Edible (spicy-flavored) and widely used medicinal plant. Garlic bulbs are used for medicinal purposes.

Bulbs of the plant contain alliin glycoside and many sulfur-containing organic compounds. They also include essential oil (up to 0.4%), phytosterols, vitamins C (15-20 mg%), B1 (0.08 mg%), B 2 (0.08 mg%), B 6 (0 .6 mg%), PP (nicotinic acid) (up to 1.2 mg%), organic acids, carbohydrates, polysaccharide inulin and traces of fatty oil. In addition, bulbs contain a rich set of micro- and macroelements. Garlic also contains phytoncides — volatile bactericidal substances that, together with the essential oil, determine many medicinal properties of the plant.

In scientific medicine, garlic products are used to treat atherosclerosis, hypertension, colitis, and pulmonary tuberculosis. Garlic is effective against typhoid, paratyphoid, dysenteric amoeba, cholera vibrio, inhibits streptococcal and staphylococcal infections. The plant is prescribed (on the basis of popular experience and scientifically developed recommendations) for flu, sore throat, inflammation of the lungs. Mashed garlic is used to treat poorly healing wounds and runny nose. Dry extract of plant bulbs in a complex with animal bile, nettle extract and activated charcoal is included in the product “Alohol”, which is taken for chronic gastritis, cholangitis, cholecystitis and habitual constipation – 2 tablets 3 times a day before meals.

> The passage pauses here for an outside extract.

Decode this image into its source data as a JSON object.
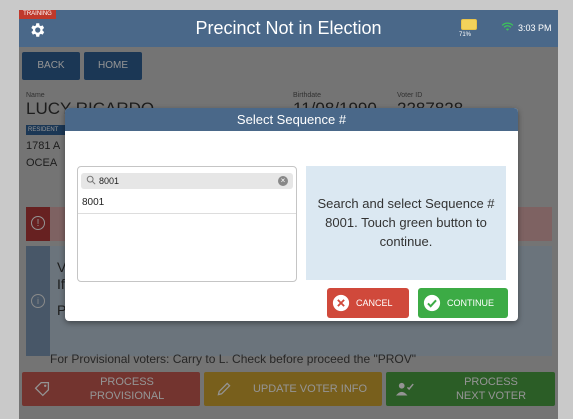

Garlic preparations stimulate the appetite, show protistocidal (harmful effect on protozoa) and anthelmintic (used to fight tapeworms and roundworms).

Any plant products are contraindicated in kidney diseases.

In traditional medicine, not only fresh garlic is used, but also its tincture is used for stomach diseases, runny nose, helminthiasis, purulent wounds and ulcers, and bronchial asthma. The plant is an extremely effective anti-scurvy agent – the Northern Pomors knew this and, going on long voyages, often associated with wintering, necessarily included garlic in their diet. Folks use garlic for edema of the limbs, dropsy, and enlarged spleen. Ointment from the bulbs of the plant (on lard) and fresh juice help remove warts and calluses. Regular use of garlic reduces the likelihood of getting dental caries and cancer. Phytoncidal properties of the plant help with inflammation of the middle ear. Green leaves and chopped bulbs in the diet are useful for patients with diabetes.

Young green leaves are used for food – to prepare spicy spring salads, garlic bulbs are eaten, adding them to taste in various dishes. Bulbs and young flower shoots are marinated, fermented, dried, added to pickles, marinades, pickles, various spicy dressings and sauces.

Tincture of bulbs. 5 medium bulbs of garlic are crushed and poured with 0.5 l of 40% alcohol or vodka. Insist for 7-8 days in a dark, warm place. Take 0.5 teaspoon 3 times a day.